Department of Biomedical Engineering, Northwestern University , Evanston, Illinois.
Department of Physiology, Northwestern University , Chicago, Illinois.
J Neurophysiol. 2019 Jan 1;121(1):61-73. doi: 10.1152/jn.00329.2018. Epub 2018 Oct 31.
Whether one is delicately placing a contact lens on the surface of the eye or lifting a heavy weight from the floor, the motor system must produce a wide range of forces under different dynamical loads. How does the motor cortex, with neurons that have a limited activity range, function effectively under these widely varying conditions? In this study, we explored the interaction of activity in primary motor cortex (M1) and muscles (electromyograms, EMGs) of two male rhesus monkeys for wrist movements made during three tasks requiring different dynamical loads and forces. Despite traditionally providing adequate predictions in single tasks, in our experiments, a single linear model failed to account for the relation between M1 activity and EMG across conditions. However, a model with a gain parameter that increased with the target force remained accurate across forces and dynamical loads. Surprisingly, this model showed that a greater proportion of EMG changes were explained by the nonlinear gain than the linear mapping from M1. In addition to its theoretical implications, the strength of this nonlinearity has important implications for brain-computer interfaces (BCIs). If BCI decoders are to be used to control movement dynamics (including interaction forces) directly, they will need to be nonlinear and include training data from broad data sets to function effectively across tasks. Our study reinforces the need to investigate neural control of movement across a wide range of conditions to understand its basic characteristics as well as translational implications. NEW & NOTEWORTHY We explored the motor cortex-to-electromyogram (EMG) mapping across a wide range of forces and loading conditions, which we found to be highly nonlinear. A greater proportion of EMG was explained by a nonlinear gain than a linear mapping. This nonlinearity allows motor cortex to control the wide range of forces encountered in the real world. These results unify earlier observations and inform the next-generation brain-computer interfaces that will control movement dynamics and interaction forces.

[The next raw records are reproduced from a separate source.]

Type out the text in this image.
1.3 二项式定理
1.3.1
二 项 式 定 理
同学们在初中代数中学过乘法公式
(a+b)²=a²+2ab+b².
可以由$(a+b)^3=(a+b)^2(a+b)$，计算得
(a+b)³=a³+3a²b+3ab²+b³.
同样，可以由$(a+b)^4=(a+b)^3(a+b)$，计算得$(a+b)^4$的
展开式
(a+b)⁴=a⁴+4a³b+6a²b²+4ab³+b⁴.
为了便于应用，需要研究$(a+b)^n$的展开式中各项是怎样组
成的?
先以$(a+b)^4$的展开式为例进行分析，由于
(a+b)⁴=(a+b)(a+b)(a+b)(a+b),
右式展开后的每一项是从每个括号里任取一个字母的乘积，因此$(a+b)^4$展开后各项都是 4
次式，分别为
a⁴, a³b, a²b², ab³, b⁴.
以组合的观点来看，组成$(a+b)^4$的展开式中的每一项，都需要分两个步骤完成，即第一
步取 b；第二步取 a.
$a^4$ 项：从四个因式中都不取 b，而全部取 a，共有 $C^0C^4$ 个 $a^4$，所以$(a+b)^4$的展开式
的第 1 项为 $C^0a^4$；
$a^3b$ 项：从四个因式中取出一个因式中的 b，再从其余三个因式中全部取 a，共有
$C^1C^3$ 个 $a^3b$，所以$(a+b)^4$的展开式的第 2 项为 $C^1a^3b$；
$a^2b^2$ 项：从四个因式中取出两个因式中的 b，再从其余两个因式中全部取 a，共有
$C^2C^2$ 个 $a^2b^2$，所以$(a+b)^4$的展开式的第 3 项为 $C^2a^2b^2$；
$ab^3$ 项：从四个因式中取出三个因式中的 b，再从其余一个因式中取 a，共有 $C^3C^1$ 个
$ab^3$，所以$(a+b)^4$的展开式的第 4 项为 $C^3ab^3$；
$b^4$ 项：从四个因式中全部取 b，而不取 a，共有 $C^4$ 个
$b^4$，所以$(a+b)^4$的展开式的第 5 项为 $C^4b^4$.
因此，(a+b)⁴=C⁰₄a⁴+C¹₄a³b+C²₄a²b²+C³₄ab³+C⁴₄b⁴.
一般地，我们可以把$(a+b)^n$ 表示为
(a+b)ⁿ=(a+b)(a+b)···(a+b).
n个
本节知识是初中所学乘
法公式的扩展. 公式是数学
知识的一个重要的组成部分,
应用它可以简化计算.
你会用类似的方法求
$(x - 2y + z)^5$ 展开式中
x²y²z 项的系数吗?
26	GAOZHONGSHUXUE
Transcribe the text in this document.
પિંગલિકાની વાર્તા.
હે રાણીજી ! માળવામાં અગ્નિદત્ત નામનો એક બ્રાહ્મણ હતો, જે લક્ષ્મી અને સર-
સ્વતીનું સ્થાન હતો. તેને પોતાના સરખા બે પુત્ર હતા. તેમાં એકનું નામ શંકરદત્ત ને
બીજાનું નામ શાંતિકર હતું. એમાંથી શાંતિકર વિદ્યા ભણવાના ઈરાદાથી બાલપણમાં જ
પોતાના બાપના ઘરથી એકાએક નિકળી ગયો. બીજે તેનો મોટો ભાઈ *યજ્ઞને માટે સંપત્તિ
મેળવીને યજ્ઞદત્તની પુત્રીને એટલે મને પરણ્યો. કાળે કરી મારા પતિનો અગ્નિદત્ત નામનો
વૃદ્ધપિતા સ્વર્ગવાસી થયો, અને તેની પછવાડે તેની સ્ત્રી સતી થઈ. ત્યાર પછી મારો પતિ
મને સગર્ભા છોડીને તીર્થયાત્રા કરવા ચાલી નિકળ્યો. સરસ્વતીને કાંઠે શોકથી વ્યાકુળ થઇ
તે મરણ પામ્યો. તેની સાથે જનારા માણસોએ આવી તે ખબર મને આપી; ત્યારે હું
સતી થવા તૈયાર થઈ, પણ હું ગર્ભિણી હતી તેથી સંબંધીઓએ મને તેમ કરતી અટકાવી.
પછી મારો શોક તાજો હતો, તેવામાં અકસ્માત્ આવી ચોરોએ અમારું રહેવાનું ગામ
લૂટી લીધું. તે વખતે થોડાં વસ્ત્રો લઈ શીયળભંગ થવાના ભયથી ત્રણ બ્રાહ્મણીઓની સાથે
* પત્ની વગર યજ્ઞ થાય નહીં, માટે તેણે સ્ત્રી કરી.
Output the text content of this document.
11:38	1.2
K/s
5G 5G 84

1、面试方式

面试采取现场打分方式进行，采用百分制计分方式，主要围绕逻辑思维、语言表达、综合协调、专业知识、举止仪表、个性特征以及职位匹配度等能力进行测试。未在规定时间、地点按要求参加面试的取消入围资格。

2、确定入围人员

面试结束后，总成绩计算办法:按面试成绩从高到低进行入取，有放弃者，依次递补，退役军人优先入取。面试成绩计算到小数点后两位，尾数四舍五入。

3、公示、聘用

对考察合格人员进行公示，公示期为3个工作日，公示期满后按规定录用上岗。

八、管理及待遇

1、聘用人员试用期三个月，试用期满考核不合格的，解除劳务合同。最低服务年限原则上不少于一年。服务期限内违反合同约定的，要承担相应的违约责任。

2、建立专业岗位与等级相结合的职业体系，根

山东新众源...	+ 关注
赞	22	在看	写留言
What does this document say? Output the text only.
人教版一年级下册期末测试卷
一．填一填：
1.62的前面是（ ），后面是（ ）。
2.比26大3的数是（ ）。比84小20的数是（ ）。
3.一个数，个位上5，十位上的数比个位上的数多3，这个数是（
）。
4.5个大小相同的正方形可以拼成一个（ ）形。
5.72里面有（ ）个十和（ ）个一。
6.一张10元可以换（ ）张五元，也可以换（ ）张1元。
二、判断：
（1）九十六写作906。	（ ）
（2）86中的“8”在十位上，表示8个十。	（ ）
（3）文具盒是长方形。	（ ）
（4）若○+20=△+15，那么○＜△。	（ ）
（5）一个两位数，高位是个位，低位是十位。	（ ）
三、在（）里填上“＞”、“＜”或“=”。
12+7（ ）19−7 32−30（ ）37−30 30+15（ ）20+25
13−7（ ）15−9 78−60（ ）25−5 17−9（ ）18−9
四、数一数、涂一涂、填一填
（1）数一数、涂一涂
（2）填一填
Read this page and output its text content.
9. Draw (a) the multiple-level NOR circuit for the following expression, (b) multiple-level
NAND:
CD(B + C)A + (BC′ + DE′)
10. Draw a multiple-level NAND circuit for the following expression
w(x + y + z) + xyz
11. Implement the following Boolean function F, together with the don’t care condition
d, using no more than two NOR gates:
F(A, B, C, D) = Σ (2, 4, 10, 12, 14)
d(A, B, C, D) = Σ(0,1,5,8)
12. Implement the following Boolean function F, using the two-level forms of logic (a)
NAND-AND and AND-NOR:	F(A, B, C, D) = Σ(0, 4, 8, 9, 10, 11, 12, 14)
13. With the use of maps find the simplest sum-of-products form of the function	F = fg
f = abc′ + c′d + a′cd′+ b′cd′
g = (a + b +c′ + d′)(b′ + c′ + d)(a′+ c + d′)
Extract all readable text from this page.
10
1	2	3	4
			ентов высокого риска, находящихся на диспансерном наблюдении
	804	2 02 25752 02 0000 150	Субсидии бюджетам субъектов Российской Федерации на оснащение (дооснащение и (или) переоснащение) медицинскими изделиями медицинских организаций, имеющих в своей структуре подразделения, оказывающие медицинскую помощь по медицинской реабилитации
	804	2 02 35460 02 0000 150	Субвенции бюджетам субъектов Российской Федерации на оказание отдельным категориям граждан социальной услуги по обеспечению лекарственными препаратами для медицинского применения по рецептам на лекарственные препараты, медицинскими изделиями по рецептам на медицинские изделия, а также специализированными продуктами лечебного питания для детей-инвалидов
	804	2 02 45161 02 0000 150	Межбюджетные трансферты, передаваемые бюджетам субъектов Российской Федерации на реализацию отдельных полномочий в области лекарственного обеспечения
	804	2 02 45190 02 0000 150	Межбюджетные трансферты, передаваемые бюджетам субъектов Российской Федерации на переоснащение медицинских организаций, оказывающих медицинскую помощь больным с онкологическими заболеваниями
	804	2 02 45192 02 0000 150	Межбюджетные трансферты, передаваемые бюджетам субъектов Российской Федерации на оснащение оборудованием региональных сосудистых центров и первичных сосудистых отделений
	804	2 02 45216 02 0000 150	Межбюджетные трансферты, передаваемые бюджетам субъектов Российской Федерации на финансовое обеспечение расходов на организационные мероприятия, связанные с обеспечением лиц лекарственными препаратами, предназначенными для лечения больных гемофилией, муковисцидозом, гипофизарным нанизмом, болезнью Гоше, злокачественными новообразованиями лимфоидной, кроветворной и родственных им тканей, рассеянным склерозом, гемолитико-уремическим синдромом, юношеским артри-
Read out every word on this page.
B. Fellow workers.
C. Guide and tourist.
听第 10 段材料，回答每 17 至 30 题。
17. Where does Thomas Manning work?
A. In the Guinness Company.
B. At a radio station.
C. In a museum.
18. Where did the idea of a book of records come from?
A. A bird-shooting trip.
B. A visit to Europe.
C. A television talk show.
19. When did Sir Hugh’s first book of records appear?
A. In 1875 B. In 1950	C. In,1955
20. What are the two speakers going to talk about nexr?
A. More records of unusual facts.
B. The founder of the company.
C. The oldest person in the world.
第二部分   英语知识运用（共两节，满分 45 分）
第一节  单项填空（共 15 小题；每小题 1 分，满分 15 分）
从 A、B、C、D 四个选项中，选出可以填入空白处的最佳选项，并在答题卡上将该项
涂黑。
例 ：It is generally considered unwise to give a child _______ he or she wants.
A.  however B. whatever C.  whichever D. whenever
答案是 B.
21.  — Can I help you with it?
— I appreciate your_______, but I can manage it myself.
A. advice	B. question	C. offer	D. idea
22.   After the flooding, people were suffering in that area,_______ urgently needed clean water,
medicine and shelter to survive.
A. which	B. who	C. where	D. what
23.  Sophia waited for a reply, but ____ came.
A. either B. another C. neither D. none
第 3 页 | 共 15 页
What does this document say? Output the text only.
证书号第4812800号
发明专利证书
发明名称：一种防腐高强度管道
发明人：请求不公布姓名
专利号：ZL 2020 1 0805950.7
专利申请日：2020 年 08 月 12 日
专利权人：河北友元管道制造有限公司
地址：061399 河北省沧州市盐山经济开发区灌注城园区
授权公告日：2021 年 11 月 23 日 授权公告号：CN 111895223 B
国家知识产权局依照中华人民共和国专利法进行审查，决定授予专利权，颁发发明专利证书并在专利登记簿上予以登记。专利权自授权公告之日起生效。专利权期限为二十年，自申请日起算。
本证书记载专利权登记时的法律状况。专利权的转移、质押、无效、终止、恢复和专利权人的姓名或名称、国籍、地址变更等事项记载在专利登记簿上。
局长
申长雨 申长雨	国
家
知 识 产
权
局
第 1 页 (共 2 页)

无论是小心翼翼地将隐形眼镜放在眼睛表面,还是从地板上提起重物,运动系统都必须在不同的动力负荷下产生广泛的力量。运动皮层中的神经元活动范围有限,它如何在这些变化多端的条件下有效运作?在这项研究中,我们探索了两只雄性恒河猴在进行三种需要不同动力负荷和力量的手腕运动时,运动皮层(M1)和肌肉(肌电图,EMG)的活动相互作用。尽管传统的线性模型在单一任务中提供了足够的预测,但在我们的实验中,该模型无法解释 M1 活动和 EMG 在不同条件下的关系。然而,一个具有随目标力增加的增益参数的模型在各种力和动力负荷下仍然准确。令人惊讶的是,该模型表明,非线性增益比 M1 的线性映射更能解释更大比例的 EMG 变化。除了理论意义外,这种非线性的强度对脑机接口(BCI)也有重要的意义。如果 BCI 解码器要用于直接控制运动动力学(包括交互力),它们将需要是非线性的,并包含来自广泛数据集的训练数据,以便在任务之间有效地运行。我们的研究强调了需要在广泛的条件下研究运动的神经控制,以了解其基本特征及其转化意义。新的和值得注意的是,我们探索了运动皮层到肌电图(EMG)的映射在广泛的力量和加载条件下,我们发现这是高度非线性的。非线性增益比线性映射更能解释更大比例的 EMG。这种非线性使运动皮层能够控制现实世界中遇到的广泛的力。这些结果统一了早期的观察结果,并为将控制运动动力学和交互力的下一代脑机接口提供信息。